I don't think that is the reasoning. IMO this comment by gostsamo is spot on:
>We are behind in the game and we don't have anyone capable in this sphere. Nokia, Erikson, Huawey, and Samsung have all the market now and we need american presence there. We can't create a state company, so we will try to break the leaders either by sanctions or by diminishing the value of their IP through open standards until the moment when the standards are open enough to favorite our proprietary IP using them.
You need some cohesiveness and a guiding force/philosophy of where to go. Otherwise you just have a bunch of corps only incentivized to make money, with disjointed ideas etc. Most are only incentivized for short time horizons up to 10-20 years max. Govs can plan a 50-100 year vision for a nation (like China is doing).
>Although ENIAC was designed and primarily used to calculate artillery firing tables for the United States Army's Ballistic Research Laboratory (which later became a part of the Army Research Laboratory),[6][7] its first program was a study of the feasibility of the thermonuclear weapon.[8][9]
What was the first attempt at a large scale computer network?
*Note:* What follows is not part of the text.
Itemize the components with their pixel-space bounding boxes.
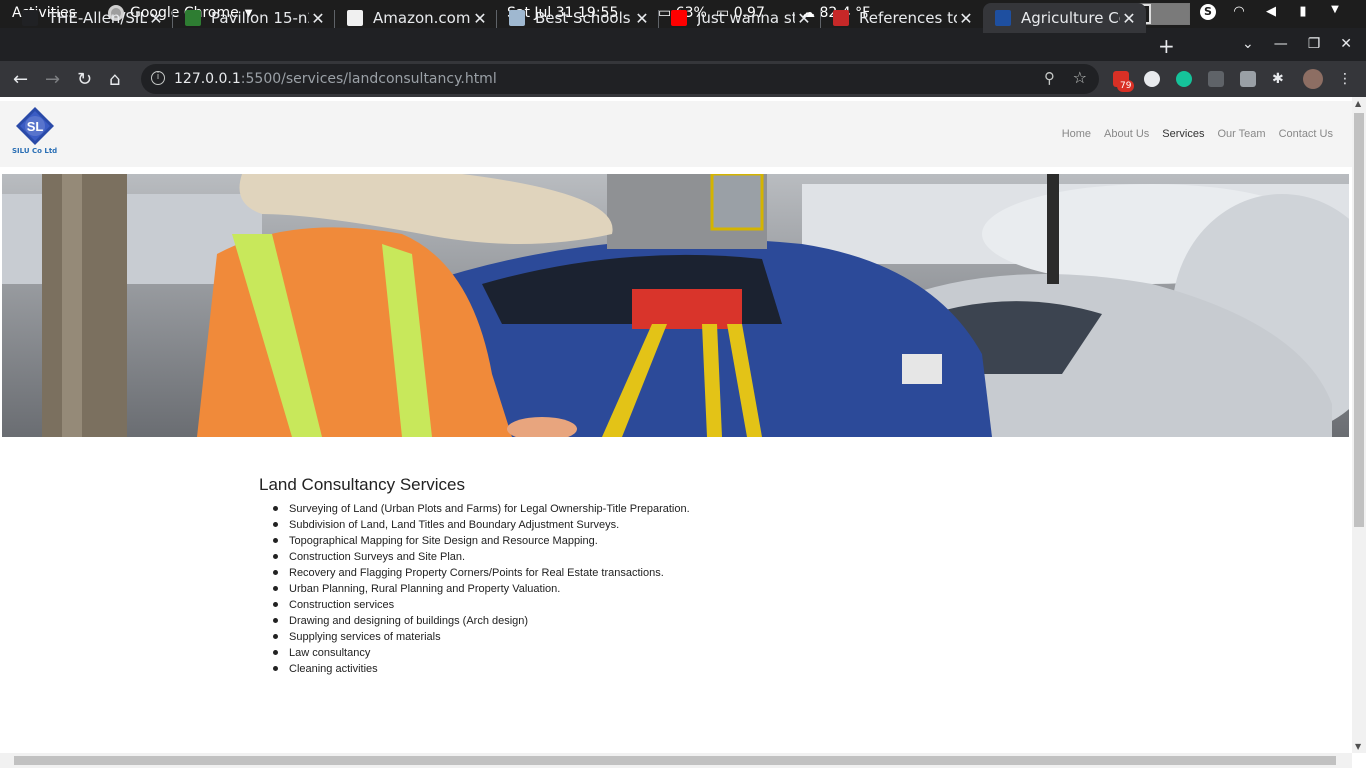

>In 1959, Anatolii Ivanovich Kitov proposed to the Central Committee of the Communist Party of the Soviet Union a detailed plan for the re-organisation of the control of the Soviet armed forces and of the Soviet economy on the basis of a network of computing centres, the OGAS.[6]
States have always had a strong strategic interest in ensuring they have access and control of critical technology of the time for purposes of power projection.
It's less about "the economy" than ensuring influence over strategically critical tech.